The corpus luteum is a transient gland, which is only functional for 17-18 days in the cyclic cow or for up to 200 days in the pregnant cow. Regression of the corpus luteum is essential for normal cyclicity as it allows the development of a new ovulatory follicle, whereas prevention of luteolysis is necessary for the maintenance of pregnancy. Evidence acquired over the past three decades indicated that PGF2 alpha is the luteolytic hormone in ruminants. Nevertheless, the detailed mechanisms of PGF2 alpha action are just beginning to be clarified. A pivotal role for an endothelial cell product endothelin 1 (ET-1) has been documented in PGF2 alpha-induced luteal regression. ET-1 inhibited progesterone production by luteal cells in a dose-dependent manner via selective ET-1 binding sites (ETA). The inhibitory action of PGF2 alpha on progesterone secretion (in vivo and in vitro) was blocked by a selective ETA receptor antagonist. This implied that ET-1 (through ETA receptors present on steroidogenic cells) may have mediated the inhibitory effect of PGF2 alpha. The involvement of ET-1 in luteal regression was also suggested by the observation that the highest concentrations of ET-1 coincide with uterine PGF2 alpha surges. Furthermore, PGF2 alpha administration upregulated ET-1 expression within the corpus luteum.
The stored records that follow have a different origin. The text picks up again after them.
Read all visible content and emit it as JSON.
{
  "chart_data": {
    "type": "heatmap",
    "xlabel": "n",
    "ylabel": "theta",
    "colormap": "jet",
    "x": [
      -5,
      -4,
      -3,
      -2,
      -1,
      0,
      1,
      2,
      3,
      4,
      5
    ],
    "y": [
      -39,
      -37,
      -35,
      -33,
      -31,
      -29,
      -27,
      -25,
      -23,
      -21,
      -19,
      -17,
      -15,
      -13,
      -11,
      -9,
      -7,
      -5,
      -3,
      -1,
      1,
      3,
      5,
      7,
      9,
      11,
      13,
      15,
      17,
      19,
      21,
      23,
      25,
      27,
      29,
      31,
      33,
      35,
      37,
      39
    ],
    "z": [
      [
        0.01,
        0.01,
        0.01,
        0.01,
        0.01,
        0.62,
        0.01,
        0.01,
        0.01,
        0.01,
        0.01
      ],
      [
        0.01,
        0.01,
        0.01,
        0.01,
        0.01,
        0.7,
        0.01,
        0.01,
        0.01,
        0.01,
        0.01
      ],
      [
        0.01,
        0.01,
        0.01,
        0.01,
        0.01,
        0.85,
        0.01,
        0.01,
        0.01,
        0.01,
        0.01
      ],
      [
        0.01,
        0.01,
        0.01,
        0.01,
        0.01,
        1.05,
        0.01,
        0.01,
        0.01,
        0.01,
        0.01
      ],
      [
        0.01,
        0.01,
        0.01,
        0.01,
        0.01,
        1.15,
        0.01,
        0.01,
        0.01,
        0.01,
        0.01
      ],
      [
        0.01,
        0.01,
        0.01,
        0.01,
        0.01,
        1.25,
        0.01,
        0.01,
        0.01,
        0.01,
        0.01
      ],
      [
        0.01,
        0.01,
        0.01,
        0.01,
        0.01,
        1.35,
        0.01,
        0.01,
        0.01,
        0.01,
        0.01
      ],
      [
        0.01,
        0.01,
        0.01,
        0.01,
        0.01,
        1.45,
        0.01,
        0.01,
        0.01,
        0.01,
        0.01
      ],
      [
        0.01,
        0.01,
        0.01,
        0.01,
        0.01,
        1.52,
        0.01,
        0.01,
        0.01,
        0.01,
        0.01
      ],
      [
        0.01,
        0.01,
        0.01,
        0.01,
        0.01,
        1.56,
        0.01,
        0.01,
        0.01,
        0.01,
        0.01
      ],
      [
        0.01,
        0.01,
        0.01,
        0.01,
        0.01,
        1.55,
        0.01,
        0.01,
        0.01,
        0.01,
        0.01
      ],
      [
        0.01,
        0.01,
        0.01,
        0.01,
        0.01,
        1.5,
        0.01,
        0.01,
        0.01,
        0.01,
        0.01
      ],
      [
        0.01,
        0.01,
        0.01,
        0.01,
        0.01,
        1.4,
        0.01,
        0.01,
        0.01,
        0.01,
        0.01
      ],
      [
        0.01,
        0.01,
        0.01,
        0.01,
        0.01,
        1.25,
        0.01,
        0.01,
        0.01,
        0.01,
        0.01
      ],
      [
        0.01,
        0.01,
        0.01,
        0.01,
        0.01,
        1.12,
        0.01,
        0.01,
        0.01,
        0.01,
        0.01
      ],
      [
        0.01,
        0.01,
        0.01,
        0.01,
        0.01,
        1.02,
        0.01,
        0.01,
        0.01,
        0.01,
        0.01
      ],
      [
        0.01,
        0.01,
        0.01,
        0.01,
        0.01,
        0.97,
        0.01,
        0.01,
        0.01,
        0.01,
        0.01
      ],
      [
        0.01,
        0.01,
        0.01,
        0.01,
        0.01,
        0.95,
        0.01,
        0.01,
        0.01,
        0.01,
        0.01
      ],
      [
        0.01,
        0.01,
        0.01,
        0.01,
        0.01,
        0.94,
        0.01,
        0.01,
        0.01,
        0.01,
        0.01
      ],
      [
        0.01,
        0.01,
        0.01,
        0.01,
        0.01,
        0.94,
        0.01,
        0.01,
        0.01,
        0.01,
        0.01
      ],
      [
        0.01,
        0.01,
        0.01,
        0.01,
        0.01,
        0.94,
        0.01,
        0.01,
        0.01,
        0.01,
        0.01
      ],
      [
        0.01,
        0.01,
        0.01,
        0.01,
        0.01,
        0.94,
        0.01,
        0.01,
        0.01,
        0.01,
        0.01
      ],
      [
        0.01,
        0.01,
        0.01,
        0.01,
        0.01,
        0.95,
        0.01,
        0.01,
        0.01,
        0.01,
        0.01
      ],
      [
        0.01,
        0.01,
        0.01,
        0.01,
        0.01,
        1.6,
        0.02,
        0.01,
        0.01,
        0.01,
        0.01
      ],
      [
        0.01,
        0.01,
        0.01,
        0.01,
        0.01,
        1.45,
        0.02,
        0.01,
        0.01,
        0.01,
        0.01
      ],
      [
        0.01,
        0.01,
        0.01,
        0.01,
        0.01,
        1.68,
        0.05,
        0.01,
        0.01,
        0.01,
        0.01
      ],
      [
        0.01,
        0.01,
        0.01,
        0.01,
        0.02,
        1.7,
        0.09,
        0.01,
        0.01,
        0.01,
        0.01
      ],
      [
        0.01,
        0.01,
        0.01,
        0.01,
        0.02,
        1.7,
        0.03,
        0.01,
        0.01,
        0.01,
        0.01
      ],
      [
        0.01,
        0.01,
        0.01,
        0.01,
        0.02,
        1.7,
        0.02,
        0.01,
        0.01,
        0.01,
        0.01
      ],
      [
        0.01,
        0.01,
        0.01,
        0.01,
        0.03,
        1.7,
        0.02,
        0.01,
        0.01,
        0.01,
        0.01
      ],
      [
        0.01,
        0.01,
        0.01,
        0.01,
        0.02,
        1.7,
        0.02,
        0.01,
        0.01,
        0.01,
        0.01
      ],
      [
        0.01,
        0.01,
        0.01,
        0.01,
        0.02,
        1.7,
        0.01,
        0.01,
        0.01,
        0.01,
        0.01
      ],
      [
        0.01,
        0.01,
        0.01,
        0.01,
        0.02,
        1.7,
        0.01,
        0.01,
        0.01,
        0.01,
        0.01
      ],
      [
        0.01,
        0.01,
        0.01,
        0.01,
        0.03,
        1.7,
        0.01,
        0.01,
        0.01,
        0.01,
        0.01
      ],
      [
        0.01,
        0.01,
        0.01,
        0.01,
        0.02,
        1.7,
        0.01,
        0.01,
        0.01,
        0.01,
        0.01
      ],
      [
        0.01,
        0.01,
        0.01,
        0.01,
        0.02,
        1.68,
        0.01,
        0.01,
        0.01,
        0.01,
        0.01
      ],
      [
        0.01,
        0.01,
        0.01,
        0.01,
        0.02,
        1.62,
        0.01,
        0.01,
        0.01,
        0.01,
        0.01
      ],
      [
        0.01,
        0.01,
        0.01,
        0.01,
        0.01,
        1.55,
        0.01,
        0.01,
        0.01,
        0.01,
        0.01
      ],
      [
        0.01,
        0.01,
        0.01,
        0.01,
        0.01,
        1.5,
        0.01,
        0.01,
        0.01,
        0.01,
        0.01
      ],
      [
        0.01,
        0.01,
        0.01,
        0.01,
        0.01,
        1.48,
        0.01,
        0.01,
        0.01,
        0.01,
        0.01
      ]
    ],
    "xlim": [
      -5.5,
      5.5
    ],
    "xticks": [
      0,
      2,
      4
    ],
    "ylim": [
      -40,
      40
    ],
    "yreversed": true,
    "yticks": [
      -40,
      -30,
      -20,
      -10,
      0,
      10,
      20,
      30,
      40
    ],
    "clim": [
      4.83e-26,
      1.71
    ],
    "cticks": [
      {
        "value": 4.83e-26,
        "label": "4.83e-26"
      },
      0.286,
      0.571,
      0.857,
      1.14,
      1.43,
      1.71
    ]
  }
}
Later stages of luteal regression, which involve programmed cell death (PCD), are presumably mediated by immune cells. ET-1 may also be involved in this process by promoting leukocyte migration and stimulating macrophages to release tumour necrosis factor alpha (TNF alpha). The TNF alpha receptor type 1 (p55) is present on luteal cells (endothelial and steroidogenic cells) and could initiate PCD and the structural demise of the corpus luteum.